The Drum Beat - Issue 292 - MDG #2 - Achieving Universal Primary Education
March 28 2005


from The Communication Initiative...global forces...local choices...critical voices...telling stories...


Partners: ANDI, BBC World Service Trust, Bernard van Leer Foundation, Calandria, CFSC Consortium, The CHANGE Project, CIDA, DFID, Exchange, FAO, Ford Foundation, Fundacion Nuevo Periodismo, Johns Hopkins Bloomberg School of Public Health Center for Communication Programs, MISA, OneWorld, The Panos Institute, PCI, The Rockefeller Foundation, SAfAIDS, Soul City, UNAIDS, UNICEF, USAID, WHO.
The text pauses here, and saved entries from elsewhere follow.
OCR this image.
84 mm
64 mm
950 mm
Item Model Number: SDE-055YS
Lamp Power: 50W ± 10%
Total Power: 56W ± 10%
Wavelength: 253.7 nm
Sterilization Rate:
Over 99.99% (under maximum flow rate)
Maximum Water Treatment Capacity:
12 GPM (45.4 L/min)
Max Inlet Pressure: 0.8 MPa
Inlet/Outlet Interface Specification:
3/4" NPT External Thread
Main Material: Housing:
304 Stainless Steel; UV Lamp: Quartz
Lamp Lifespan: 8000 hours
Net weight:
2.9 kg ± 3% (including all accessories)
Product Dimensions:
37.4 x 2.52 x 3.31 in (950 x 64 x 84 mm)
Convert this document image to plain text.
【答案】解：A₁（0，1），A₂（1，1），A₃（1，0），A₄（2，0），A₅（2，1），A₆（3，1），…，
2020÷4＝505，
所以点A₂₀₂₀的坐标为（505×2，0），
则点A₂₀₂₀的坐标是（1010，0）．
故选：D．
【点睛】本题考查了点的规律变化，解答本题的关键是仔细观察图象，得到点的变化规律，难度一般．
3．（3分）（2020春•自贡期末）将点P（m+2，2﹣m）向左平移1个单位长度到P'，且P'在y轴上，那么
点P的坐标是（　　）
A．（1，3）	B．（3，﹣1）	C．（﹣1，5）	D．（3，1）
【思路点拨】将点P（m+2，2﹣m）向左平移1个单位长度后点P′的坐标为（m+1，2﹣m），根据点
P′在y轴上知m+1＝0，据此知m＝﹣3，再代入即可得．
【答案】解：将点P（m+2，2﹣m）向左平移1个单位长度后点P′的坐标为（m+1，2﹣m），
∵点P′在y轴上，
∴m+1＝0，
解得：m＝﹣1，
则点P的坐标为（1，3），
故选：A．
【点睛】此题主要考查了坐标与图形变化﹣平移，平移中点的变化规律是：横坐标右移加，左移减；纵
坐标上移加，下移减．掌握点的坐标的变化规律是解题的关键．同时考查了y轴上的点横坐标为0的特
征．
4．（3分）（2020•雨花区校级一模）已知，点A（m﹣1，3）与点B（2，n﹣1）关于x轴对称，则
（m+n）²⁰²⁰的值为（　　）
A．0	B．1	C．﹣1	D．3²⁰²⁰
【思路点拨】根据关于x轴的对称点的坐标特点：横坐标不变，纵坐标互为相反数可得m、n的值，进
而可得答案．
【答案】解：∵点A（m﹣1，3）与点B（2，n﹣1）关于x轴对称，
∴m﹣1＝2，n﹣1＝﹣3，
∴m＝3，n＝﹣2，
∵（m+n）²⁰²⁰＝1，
Chair of the Partners Group: Garth Japhet, Soul City [log in to unmask]
Director: Warren Feek [log in to unmask]
http://www.comminit.com


Subscribe to The Drum Beat: http://www.comminit.com/subscribe_drumbeat.html
Access this issue online at http://www.comminit.com/drum_beat_292.html


***


Millennium Development Goal (MDG) #2 mobilises world leaders to ensure that, by 2015, children everywhere - boys and girls alike - will be able to complete a full course of primary schooling (grades 1-5). This issue of The Drum Beat will explore some of the facets of this multi-dimensional challenge, emphasising the role communication can play in enabling and motivating children to attend and stay in school, as well as in improving the quality of education received (measured by the literacy rate of youth ages 15-24). This issue highlights examples of communication strategies and initiatives that are contributing to meeting MDG #2 at local, national, regional, and global levels.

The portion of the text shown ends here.